Gynodioecy (coexistence of females and hermaphrodites) is a sexual system that occurs in numerous flowering plants, so understanding the features that affect its maintenance has wide importance. Models predict that females must have a seed fitness advantage over hermaphrodites, and this may be achieved via seed quality or quantity. Females in a population of Fragaria vesca subsp. bracteata, a long-lived gynodioecious perennial, do not demonstrate a seed quantity advantage, so a recent study in Annals of Botany explored whether females produced better quality seed via maternal sex effects or avoidance of inbreeding depression (IBD).

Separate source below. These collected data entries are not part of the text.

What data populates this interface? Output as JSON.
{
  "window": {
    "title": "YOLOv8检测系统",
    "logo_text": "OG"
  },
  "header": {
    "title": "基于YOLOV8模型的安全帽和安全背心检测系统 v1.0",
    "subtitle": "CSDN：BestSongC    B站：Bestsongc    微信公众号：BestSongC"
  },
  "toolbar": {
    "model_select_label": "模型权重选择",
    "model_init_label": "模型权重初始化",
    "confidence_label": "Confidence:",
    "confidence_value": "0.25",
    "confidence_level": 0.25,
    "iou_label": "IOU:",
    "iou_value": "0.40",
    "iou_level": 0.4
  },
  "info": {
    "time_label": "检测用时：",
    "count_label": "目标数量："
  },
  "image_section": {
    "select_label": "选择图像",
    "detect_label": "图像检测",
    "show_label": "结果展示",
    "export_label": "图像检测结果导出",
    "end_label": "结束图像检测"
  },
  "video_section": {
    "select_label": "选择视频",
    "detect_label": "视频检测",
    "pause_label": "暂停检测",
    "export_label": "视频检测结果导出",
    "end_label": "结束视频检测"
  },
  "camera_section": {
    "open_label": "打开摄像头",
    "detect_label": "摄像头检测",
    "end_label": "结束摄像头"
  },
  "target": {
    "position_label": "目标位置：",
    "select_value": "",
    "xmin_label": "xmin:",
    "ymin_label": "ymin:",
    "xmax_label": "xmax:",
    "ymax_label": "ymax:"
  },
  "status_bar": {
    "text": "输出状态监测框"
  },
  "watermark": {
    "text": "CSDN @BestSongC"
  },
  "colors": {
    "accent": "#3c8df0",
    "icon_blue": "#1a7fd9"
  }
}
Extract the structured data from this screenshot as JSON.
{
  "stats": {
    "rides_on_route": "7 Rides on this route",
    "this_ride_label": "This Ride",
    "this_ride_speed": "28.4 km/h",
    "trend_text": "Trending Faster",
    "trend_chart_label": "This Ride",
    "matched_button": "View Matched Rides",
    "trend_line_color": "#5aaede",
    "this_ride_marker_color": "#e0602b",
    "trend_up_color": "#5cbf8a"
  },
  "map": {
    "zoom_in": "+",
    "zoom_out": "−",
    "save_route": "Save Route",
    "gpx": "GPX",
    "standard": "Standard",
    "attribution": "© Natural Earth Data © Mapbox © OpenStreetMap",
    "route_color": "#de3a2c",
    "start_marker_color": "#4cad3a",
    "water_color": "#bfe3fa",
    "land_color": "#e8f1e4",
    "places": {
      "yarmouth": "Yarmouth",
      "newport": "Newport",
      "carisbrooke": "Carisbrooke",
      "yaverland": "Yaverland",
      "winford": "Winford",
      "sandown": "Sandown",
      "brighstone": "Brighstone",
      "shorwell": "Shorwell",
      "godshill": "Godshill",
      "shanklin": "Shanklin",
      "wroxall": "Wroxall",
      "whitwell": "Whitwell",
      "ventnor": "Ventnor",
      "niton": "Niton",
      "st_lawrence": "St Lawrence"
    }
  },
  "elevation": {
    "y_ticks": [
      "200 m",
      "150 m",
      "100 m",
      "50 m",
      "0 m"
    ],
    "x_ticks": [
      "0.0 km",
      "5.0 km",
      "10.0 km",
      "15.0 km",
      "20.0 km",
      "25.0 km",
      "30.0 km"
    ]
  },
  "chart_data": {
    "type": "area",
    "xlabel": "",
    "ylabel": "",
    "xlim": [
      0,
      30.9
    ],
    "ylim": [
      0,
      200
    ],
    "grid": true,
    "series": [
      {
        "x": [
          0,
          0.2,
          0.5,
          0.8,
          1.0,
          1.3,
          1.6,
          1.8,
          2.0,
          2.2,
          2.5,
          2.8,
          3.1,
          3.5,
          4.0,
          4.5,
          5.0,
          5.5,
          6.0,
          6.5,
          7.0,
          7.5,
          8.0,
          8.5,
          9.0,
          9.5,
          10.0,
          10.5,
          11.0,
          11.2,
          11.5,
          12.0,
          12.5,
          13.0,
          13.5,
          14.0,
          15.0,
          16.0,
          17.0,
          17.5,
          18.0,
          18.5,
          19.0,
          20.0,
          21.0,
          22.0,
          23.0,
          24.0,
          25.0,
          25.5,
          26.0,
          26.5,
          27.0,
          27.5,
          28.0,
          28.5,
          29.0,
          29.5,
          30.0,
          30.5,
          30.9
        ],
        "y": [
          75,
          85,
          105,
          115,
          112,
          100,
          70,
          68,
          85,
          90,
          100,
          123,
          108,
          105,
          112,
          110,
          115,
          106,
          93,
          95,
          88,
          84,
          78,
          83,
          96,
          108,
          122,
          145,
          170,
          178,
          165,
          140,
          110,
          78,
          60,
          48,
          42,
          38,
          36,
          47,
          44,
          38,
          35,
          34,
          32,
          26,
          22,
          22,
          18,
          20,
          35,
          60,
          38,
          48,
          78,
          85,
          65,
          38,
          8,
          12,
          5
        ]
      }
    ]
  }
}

The results show that the offspring of females were more likely to germinate in benign conditions and survive in harsh resource environments than outbred progeny of hermaphrodites. IBD was low across most life stages, and both the effect of maternal sex on progeny quality and the expression of IBD depended on both maternal family and resource condition of the progeny.
In this study, the effect of maternal sex and IBD on progeny quality depended on resource conditions, maternal lineage and progeny life stage. In conjunction with known lack of differences in seed quantity, the quality advantages and IBD observed here are still unlikely to be sufficient for maintenance of gynodioecy under nuclear inheritance of male sterility. This means that additional research needs to be conducted before we can draw final conclusions regarding the mechanisms by which females are maintained in many plant species.